17 de outubro de 2011

Apenas seguirei como encantado ao lado teu nº 02

Helena,

Até hoje finjo que tenho suas memórias.
Às vezes esqueço que finjo e me lembro dos dias em que brincávamos na praia: seu filho no meu colo, o seu olhar feliz de mãe, e logo depois o seu olhar- de mulher, feliz em mim.
Nosso beijo era tão somente o ponto final de pequenos e belos momentos escritos por duas mãos. 
Éramos felizes: construíamos momentos, nos olhávamos e nos beijávamos, então.
Eram esses dias na casa de praia que mais me sentiam: a chuva no fim da tarde, a pele macia e tranquila da sua criança  - que eu já sentia como fruto meu - enquanto dormia, e então nós dois no quarto de cima, nos lençóis brancos, um no outro, e eu não tinha pressa. Percorria o seu corpo como um artista frente à uma obra de arte. Você me parecia os livros do Vinícius que tanto amo, e enquanto passeava por tua pele, aprendia como viver um grande amor em cada relevo, em cada estria, em cada pêlo. Até chegar em seu olhar, que não só me chupava feito um zoom, mas me amarrava como algo que não sei. Eles sorriam frouxos, e a sua boca não sabia parar de olhar o meu olho, que te beijava.

Mulher, ali me apaixonei. Ali onde todos os pensamentos passam loucos, embaralhados. E então o futuro, o início, a mulher, o café, o jornal, o menino, a praia, o bar, a mão, o abraço, a luz, a verdade, o brilho, a folia, o samba: tudo se uniu e fez-se amor. 

Às vezes, Helena, penso na vontade que tenho de sentir a vontade que tinha
E de transformá-la verdade em minha vida.
Tenho vontade de voltar no tempo e dizer que seu olhar me penetrou e nunca mais me saiu.
De falar das vontades que me lembravam a memória para ver se então você também  as lembrava...
Quem sabe se poderíamos ter nos amado como o meu relato da minha alma te amou...

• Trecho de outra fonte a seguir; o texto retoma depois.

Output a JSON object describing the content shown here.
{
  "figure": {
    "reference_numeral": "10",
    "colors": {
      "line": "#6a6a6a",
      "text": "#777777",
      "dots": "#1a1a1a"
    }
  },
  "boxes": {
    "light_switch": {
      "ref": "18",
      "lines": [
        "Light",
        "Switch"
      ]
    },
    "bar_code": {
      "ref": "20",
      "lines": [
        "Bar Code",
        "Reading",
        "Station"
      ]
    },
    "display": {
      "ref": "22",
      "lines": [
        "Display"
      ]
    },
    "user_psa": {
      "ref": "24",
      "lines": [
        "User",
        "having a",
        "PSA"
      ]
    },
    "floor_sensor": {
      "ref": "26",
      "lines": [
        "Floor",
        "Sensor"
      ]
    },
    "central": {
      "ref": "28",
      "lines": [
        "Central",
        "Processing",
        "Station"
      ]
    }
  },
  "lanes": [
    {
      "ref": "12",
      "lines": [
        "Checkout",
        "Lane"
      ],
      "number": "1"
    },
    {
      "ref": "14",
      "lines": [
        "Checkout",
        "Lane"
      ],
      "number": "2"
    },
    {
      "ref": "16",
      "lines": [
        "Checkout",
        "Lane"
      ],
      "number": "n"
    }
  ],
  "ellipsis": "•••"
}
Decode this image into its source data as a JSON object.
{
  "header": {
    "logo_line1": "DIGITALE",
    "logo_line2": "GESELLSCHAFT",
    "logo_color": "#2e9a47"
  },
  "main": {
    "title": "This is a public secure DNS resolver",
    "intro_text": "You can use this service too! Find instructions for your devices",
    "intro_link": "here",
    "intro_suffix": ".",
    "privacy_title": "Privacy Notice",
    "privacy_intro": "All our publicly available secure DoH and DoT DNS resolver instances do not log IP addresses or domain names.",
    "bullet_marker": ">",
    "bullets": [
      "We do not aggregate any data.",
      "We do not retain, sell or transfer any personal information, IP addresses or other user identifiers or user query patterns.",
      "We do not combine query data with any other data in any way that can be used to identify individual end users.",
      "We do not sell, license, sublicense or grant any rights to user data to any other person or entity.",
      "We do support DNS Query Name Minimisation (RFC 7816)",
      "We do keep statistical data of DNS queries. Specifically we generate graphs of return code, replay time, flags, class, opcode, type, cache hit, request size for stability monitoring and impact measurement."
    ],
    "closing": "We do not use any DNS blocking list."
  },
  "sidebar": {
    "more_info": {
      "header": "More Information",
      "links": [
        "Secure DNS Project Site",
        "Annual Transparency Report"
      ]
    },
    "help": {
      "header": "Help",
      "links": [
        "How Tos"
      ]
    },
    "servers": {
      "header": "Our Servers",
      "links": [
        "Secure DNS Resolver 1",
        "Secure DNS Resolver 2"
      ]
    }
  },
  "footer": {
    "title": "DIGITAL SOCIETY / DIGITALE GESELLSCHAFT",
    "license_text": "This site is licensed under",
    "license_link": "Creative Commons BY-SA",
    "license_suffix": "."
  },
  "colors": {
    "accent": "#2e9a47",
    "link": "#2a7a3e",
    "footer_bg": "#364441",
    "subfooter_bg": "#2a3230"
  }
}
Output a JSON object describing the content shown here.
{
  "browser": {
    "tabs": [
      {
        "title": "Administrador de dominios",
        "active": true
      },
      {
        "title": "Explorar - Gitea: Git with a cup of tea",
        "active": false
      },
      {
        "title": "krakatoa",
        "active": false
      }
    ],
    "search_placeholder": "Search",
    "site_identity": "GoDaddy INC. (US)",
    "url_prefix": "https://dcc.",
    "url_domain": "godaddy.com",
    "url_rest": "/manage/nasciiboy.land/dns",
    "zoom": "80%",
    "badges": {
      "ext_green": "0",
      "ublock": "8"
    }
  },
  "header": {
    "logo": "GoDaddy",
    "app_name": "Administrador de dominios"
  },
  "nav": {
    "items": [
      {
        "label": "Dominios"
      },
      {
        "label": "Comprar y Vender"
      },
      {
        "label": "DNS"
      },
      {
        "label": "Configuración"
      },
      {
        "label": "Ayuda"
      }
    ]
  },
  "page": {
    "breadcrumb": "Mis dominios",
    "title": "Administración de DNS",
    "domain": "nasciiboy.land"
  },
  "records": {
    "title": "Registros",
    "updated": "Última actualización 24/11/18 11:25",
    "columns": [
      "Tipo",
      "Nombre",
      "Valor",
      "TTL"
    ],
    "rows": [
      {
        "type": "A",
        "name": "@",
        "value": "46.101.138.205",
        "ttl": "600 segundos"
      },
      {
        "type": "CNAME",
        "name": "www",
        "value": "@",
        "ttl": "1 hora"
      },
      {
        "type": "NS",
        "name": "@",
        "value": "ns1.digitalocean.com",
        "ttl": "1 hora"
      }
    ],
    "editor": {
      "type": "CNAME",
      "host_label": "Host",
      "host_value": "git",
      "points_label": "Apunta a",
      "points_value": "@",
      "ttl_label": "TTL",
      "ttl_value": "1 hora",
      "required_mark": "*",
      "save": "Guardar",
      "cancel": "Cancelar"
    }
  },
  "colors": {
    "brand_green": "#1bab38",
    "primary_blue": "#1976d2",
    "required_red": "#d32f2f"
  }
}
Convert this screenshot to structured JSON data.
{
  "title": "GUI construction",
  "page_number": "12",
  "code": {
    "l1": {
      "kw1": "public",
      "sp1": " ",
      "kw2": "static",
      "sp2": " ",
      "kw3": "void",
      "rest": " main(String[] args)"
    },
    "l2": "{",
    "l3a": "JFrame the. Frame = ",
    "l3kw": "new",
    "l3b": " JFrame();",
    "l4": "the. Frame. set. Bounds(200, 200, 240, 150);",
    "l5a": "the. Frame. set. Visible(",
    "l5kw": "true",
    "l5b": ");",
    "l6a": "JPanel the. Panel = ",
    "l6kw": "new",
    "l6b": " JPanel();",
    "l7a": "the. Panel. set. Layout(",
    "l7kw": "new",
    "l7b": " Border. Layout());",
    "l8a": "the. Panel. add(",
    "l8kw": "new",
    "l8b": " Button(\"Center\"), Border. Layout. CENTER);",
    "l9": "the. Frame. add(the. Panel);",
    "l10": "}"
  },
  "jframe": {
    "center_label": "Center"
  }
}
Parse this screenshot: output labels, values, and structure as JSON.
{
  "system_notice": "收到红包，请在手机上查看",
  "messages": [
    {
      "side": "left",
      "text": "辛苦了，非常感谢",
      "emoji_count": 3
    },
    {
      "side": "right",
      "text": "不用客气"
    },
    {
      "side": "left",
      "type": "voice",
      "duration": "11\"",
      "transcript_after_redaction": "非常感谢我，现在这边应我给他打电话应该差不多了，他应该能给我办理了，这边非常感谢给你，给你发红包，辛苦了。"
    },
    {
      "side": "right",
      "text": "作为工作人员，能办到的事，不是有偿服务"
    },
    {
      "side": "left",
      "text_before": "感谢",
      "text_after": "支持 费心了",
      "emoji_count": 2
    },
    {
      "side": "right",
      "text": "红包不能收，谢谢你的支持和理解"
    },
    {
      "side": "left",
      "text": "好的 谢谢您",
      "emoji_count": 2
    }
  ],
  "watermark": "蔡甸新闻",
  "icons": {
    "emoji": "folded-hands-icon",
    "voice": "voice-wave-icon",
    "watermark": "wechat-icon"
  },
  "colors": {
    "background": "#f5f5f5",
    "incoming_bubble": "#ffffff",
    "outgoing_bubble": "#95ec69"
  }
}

Helena, tenho tantas memórias guardadas, e junto delas o medo de perdê-las.

Estou deitado em uma cama nada macia. Talvez esteja sendo vítima da mesma doença que já te trouxe até aqui.
Vejo você nas moças de branco que me trazem a comida, e você realmente deve ser uma delas. A mesma que apresenta o jornal todo dia de manhã e, claro, me serve café no escritório depois do almoço.

Bem amada,
Se deliro, eu gosto.
Se morro,
também.
Afinal, desse modo, juntar-me hei a ti aí em cima, e as memórias se lembrarão
Que esquecidas elas são por esquecerem que um dia existiram sim
Em outras vidas
Dentro de mim.

Um comentário:

  1. Fiquei muito emocionada com esse texto.
    É como se você traduzisse os sonhos que tenho com uma menininha que insiste em querer meu amor de mãe. É como me sinto quando sonho com ela.
    É possível amar um sonho, Barbaára?